A breast plate, found on the body of Ireland’s most hated man, Oliver Cromwell, is being sold at auction in London.
According to Sotheby’s, the lot is “an exquisitely engraved brass plate found resting on Oliver Cromwell’s chest when his body was exhumed in 1661.”
Engraved in Latin the inscription refers to his role as Protector of Hibernia (Ireland) and records his dates of birth and death.
A “unique coffin plate,” it is valued at up to $18,000 (£12,000).
Cromwell, perhaps the most hated figure in Irish history, slaughtered tens of thousands of Irish men, women, and children. In the mid-17th century he overthrew the monarchy. His New Model Army took over England in 1649 and Charles I was executed.
He was appointed Lord Protector and set to quelling rebellious Ireland with great brutality. He suppressed Catholicism and coined the phrase “To hell or to Connacht” during a mass confiscation of land.

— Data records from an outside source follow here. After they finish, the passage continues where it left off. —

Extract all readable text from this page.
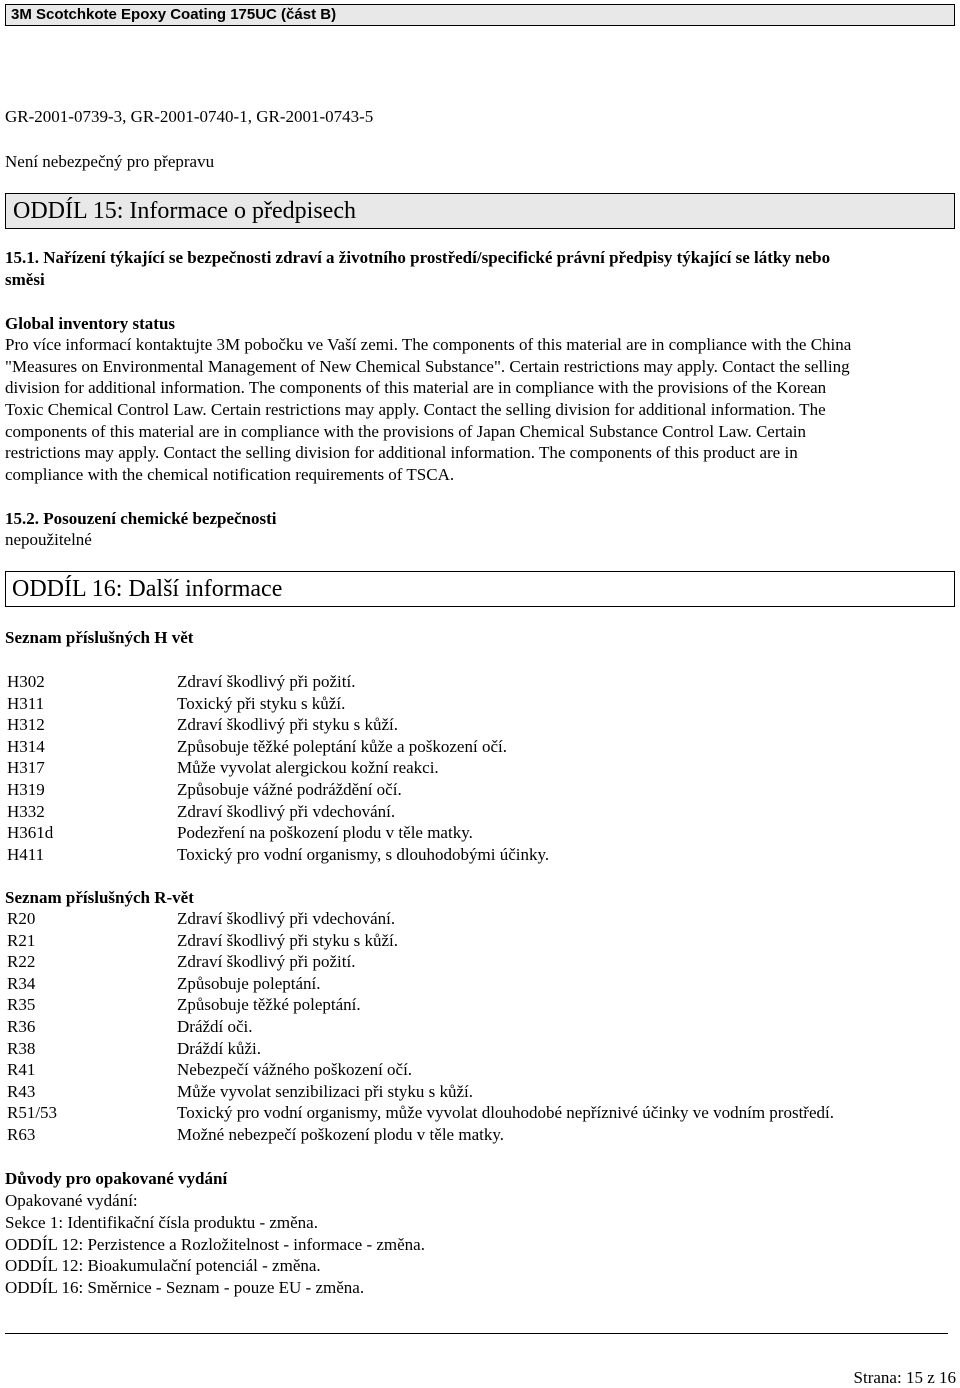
3M Scotchkote Epoxy Coating 175UC (část B)
GR-2001-0739-3, GR-2001-0740-1, GR-2001-0743-5
Není nebezpečný pro přepravu
ODDÍL 15: Informace o předpisech
15.1. Nařízení týkající se bezpečnosti zdraví a životního prostředí/specifické právní předpisy týkající se látky nebo
směsi
Global inventory status
Pro více informací kontaktujte 3M pobočku ve Vaší zemi. The components of this material are in compliance with the China
"Measures on Environmental Management of New Chemical Substance". Certain restrictions may apply. Contact the selling
division for additional information. The components of this material are in compliance with the provisions of the Korean
Toxic Chemical Control Law. Certain restrictions may apply. Contact the selling division for additional information. The
components of this material are in compliance with the provisions of Japan Chemical Substance Control Law. Certain
restrictions may apply. Contact the selling division for additional information. The components of this product are in
compliance with the chemical notification requirements of TSCA.
15.2. Posouzení chemické bezpečnosti
nepoužitelné
ODDÍL 16: Další informace
Seznam příslušných H vět
H302	Zdraví škodlivý při požití.
H311	Toxický při styku s kůží.
H312	Zdraví škodlivý při styku s kůží.
H314	Způsobuje těžké poleptání kůže a poškození očí.
H317	Může vyvolat alergickou kožní reakci.
H319	Způsobuje vážné podráždění očí.
H332	Zdraví škodlivý při vdechování.
H361d	Podezření na poškození plodu v těle matky.
H411	Toxický pro vodní organismy, s dlouhodobými účinky.
Seznam příslušných R-vět
R20	Zdraví škodlivý při vdechování.
R21	Zdraví škodlivý při styku s kůží.
R22	Zdraví škodlivý při požití.
R34	Způsobuje poleptání.
R35	Způsobuje těžké poleptání.
R36	Dráždí oči.
R38	Dráždí kůži.
R41	Nebezpečí vážného poškození očí.
R43	Může vyvolat senzibilizaci při styku s kůží.
R51/53	Toxický pro vodní organismy, může vyvolat dlouhodobé nepříznivé účinky ve vodním prostředí.
R63	Možné nebezpečí poškození plodu v těle matky.
Důvody pro opakované vydání
Opakované vydání:
Sekce 1: Identifikační čísla produktu - změna.
ODDÍL 12: Perzistence a Rozložitelnost - informace - změna.
ODDÍL 12: Bioakumulační potenciál - změna.
ODDÍL 16: Směrnice - Seznam - pouze EU - změna.
Strana: 15 z 16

In 1658 Cromwell died of natural causes. He was afforded a state funeral.
However, three years later under King Charles II he was decreed a traitor and exhumed for “posthumous execution.”
He was hanged, drawn and quartered and his severed head displayed on a pole in London. His head was salvaged and resurfaced in 1960 interred beneath a chapel in Cambridge.